Melville avait écrit brièvement sur Pollard dans Moby-Dick, et uniquement sur le fait que la baleine coulait son navire. Au cours de sa visite, Melville écrivit plus tard, les deux hommes se contentaient «d'échanger des mots». Mais Melville savait que le calvaire de Pollard en mer ne se terminait pas avec le naufrage de l' Essex et qu'il n'était pas sur le point d'évoquer les souvenirs horribles que le capitaine avait sûrement emportés avec lui. lui. Melville a écrit: «Pour les insulaires, c'était l'homme le plus impressionnant, bien que sans prétention, même humble, que j'ai jamais rencontré.

Pollard avait raconté toute l'histoire à d'autres capitaines au cours d'un dîner peu après son sauvetage de l'épreuve de l' Essex, ainsi qu'à un missionnaire du nom de George Bennet. Pour Bennet, le récit ressemblait à une confession. C'était certainement sinistre: 92 jours et des nuits sans sommeil en mer dans un bateau qui fuyait sans nourriture, son équipage survivant devenant fou sous le soleil impitoyable, le cannibalisme éventuel et le destin déchirant de deux adolescents, dont le premier cousin de Pollard, Owen Coffin. «Mais je ne peux pas vous en dire plus, ma tête est en feu au souvenir», a déclaré Pollard au missionnaire. "Je sais à peine ce que je dis."

Comme le savait Melville, les ennuis ont commencé pour Essex le 14 août 1819, deux jours seulement après le départ de Nantucket pour un voyage de chasse à la baleine qui devait durer deux ans et demi. Le navire de 87 pieds de long a été touché par une bourrasque qui a détruit sa voile de tête et l’a presque coulé. Pollard continua néanmoins et se rendit au cap Horn cinq semaines plus tard. L'équipage, composé de 20 personnes, a alors constaté que les eaux au large de l'Amérique du Sud étaient presque épuisées. Ils ont donc décidé de s'embarquer pour des zones de chasse à la baleine dans le Pacifique Sud, loin de tout rivage.

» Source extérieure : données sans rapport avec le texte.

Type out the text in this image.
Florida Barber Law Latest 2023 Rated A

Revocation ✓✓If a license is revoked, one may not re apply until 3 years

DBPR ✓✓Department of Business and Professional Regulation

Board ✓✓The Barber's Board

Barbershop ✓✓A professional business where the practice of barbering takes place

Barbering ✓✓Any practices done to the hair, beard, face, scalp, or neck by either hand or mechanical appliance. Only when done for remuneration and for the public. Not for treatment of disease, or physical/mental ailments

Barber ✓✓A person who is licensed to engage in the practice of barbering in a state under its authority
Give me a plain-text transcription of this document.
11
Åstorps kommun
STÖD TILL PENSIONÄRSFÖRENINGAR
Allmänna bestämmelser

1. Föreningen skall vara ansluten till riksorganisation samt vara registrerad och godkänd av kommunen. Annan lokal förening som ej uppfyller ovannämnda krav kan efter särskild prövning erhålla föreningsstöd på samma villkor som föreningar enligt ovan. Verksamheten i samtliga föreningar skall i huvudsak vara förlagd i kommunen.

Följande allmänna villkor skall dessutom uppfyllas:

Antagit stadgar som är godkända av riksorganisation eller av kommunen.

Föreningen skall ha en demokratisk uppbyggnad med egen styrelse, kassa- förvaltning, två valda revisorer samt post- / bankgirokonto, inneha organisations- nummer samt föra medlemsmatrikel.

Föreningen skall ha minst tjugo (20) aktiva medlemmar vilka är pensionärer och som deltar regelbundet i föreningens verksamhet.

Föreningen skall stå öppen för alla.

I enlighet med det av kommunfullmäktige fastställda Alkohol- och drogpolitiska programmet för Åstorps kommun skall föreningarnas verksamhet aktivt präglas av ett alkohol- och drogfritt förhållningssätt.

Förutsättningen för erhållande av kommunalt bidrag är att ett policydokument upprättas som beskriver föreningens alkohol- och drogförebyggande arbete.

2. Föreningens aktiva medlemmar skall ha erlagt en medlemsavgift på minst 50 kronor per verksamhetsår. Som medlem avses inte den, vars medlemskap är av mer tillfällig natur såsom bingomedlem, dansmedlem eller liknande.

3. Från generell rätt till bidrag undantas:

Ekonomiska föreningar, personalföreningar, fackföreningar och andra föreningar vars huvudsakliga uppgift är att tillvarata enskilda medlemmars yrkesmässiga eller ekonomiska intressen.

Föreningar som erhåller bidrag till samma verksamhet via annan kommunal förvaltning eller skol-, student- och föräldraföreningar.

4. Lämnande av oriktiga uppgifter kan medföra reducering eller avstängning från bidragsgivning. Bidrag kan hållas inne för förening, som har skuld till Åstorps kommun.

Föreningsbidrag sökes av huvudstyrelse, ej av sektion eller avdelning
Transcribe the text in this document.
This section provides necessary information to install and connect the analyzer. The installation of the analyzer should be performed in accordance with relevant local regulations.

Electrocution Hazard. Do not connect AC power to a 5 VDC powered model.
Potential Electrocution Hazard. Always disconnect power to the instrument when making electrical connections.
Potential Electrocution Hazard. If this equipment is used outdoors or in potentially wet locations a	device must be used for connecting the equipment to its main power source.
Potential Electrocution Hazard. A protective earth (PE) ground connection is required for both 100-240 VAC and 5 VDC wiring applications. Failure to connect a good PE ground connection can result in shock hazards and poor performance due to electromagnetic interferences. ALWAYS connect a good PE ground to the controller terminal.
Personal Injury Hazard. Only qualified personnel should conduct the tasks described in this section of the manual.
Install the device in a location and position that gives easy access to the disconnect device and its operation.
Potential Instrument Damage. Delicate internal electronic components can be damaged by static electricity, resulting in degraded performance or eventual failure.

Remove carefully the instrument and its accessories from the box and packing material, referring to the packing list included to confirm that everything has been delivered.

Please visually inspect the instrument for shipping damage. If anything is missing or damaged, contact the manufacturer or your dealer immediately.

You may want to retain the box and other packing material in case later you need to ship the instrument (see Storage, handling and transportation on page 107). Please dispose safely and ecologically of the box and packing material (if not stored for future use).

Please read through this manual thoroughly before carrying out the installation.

Pour se réapprovisionner, l' Essex a jeté l'ancre à l'île Charles, dans les Galapagos, où l'équipage a recueilli soixante tortues de 100 livres. En guise de farce, l’un des membres de l’équipage a mis le feu, qui, pendant la saison sèche, s’est rapidement propagé. Les hommes de Pollard ont à peine échappé, devant traverser des flammes, et un jour après leur départ, ils pouvaient encore voir la fumée de l'île en feu. Pollard était furieux et jura de se venger de tous ceux qui allumeraient le feu. De nombreuses années plus tard, l'île Charles était encore une friche noircie, et on pensait que l'incendie avait provoqué l'extinction de la tortue Floreana et du moqueur Floreana.

Owen Chase, premier compagnon d' Essex, plus tard dans la vie. Photo: Wikimedia Commons

En novembre 1820, après des mois d’un voyage prospère et à des milliers de kilomètres de la terre la plus proche, les baleiniers de l’ Essex avaient harponné des baleines qui les traînaient vers l’horizon dans ce que l’équipage appelait «Nantucket traîneau». Owen Chase, 23 - Premier compagnon, était resté à bord de l' Essex pour faire des réparations pendant que Pollard partait à la chasse à la baleine. C’est Chase qui a repéré une très grosse baleine - il mesurait 85 pieds de long -, allongée silencieusement au loin, la tête tournée vers le navire. Puis, après deux ou trois jets, le géant s’approcha directement de l’ Essex, «descendant pour nous à une très grande célérité», se souvenait Chase, à environ trois nœuds. La baleine s'est écrasée de front dans le navire avec «une telle jarre épouvantable et terrible, qui nous a presque tous jetés à la figure».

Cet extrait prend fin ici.